The dominant model for training in higher education today is the Modular System where students, under supervision, select a series of short courses or modules from a wide range of choices available to them. The system ensures a breadth of study and enables the student to pursue a personal line of interest. In this system flexibility and breadth of study are the prime concerns.
The BA in Performance Arts at Middlesex University is an excellent example of this kind of course. The BAPA is an interdisciplinary course involving a comparative study of dance, drama and music. Here students follow a core course of aesthetics and criticism plus their main study of either Dance, Drama or Music plus a choice from a vast range of supporting studies from all three subjects and including six modules dealing specifically with physical theatre topics.
Each intake produces its own Physical Theatre specialists. Without BAPA it is unlikely that a company such as Trestle would have evolved. Certainly the range of skills required to make the theatre of Trestle would have been unavailable in a conventional single study drama course, the breadth of vision that the modular philosophy brought enabled Trestle to become the company it is today.
Now, twelve years on, times have changed. What was once considered exotic has become mainstream. The ‘new discipline’ of Physical Theatre demands not only a larger platform but a more cogent training programme to serve the needs of a theatre for tomorrow.

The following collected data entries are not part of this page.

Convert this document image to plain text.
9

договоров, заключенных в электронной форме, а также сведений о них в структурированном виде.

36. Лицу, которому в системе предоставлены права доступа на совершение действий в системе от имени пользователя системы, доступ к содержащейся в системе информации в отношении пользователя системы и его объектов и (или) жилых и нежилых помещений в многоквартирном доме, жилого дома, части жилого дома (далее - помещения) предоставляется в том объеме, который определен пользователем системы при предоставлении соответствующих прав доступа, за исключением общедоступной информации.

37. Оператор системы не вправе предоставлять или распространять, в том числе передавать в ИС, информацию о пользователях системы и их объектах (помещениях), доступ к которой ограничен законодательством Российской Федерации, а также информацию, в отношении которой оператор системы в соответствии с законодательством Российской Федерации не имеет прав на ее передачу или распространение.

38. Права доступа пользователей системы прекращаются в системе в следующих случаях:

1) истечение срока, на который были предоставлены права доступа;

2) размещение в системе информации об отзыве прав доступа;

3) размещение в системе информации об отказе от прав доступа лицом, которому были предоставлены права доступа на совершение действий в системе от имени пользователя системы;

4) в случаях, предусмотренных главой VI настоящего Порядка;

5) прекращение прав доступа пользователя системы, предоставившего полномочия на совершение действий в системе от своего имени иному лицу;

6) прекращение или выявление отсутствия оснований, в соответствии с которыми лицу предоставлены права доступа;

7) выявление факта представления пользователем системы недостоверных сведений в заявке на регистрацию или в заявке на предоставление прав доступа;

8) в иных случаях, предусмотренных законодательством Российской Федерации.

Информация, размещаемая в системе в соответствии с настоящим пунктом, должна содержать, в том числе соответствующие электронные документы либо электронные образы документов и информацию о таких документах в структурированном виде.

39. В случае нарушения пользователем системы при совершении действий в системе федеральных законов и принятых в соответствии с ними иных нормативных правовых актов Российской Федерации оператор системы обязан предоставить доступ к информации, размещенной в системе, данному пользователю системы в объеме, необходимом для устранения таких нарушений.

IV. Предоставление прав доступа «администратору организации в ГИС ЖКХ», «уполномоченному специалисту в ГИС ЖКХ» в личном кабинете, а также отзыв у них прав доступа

The key word here is ‘training’, and theatre training demands a sequential and linear framework where skills can be explored and applied, then re-explored and re-applied within a programme of evolving sophistication. A composite modular degree course training in this sense is impossible. The principles of breadth and flexibility seriously inhibit continuity and sequential development and produce a timetable of such conflicting demands and bewildering complexity that it all too often destroys the very flexibility that it was originally designed to create.
Non-sequential modules give students ‘experiences’ not ‘training’ and although there is a vital place for short, inspiring and innovative encounters these do not add up to a wholesome empirical understanding of a new discipline. Joseph Seelig said that for him, some of the most exciting work in the London International Mime Festival came from artists who had no background in physical theatre at all. ‘They were engineers,’ he said with characteristic irony. Great! At Middlesex, in theory at least, such a divergent range of interests can be accommodated; but if physical theatre is to shake off its ‘exotic’ label and begin to make a deeper and more fundamental contribution to the theatre of tomorrow, we have to:
a) See ourselves as an essential part of theatre and not some latter day ‘enfant terrible’ available only to those who are ‘visually illiterate’.
b) Provide teaching strategies that are more rigorous and more integrated with the highest criteria of good theatre practice.
c) Devise teaching strategies that can attract, sustain and develop the work of the established artists who have already emerged and give them a clear structure to work in.
At Middlesex, Leon Rubin and myself are evolving a vocational BA Honours Degree in Acting which we feel goes a long way to realising the above. Our aim is to bring together the best of classical, text-based theatre with the best of physical theatre practice. By working from opposite ends of an axis we want to ensure a catholic and pragmatic approach to theatre training that demands a clear application, whilst avoiding the worst excesses of insularity and doctrinal teaching. By working from both ends of the axis simultaneously we feel we can cross-fertilise two apparently divergent approaches to theatre and produce something of immense value for the future.
The course will be entirely product orientated. In other words, the emphasis will be on performance rather than process. Seventy-five percent of all the assessment is to be based entirely on performance in accordance with carefully laid down criteria.
This is something of an innovation in higher education pedagogy. The conventional practice is to focus on process which, in my experience at least, renders the performance a hypothetical after-thought. By placing all the attention on the product, the theoretical underpinning of the course grows directly from the analysis of the work done on stage.
This point brings us to the relationship between the theory and practice. Grotowski in a letter to Eugenio Barba likened the relationship between the theory and the practice of theatre to the image of a train running on rails. In his analogy Theory and Practice were the rails and Theatre was the train. The strength of this analogy lies in the implication that Theory and Practice level the ground and lay down firm, secure concepts that enable Theatre to sit perfectly on both rails and be led to a specific destination smoothly and with confidence. It would of course be a disaster of British Rail proportions if theory and practice were ever to meet or cross, and certainly miraculous if either theatre or British Rail actually knew where they were going.
In reality the vast amount of so-called theatrical theory is in fact history. When ‘theory’ becomes ‘practice’ it cancels itself out and becomes ‘process’. Every actor or director has a personal process, which may or may not be informed by a number of theories. The main thrust of the work of an actor in training is work on every aspect of the self. In my experience the vast majority of theatre artists working in this country are dedicated pragmatists working from hunches, private enthusiasms or personal vision doing their best with the conditions of the moment. The prime function of our new BA Acting Course at Middlesex will be to facilitate the discovery of this personal process and to guide our students to appraise their own work in a climate of intellectual curiosity and awareness.
Our aim is to give our students a number of keys that can open up a range of possibilities that will enable them to find their own way. A fitting analogy for my work is eating a banana. The peeling is the process, the flesh is the product, and the sound the skin makes as it hits the floor is the theory!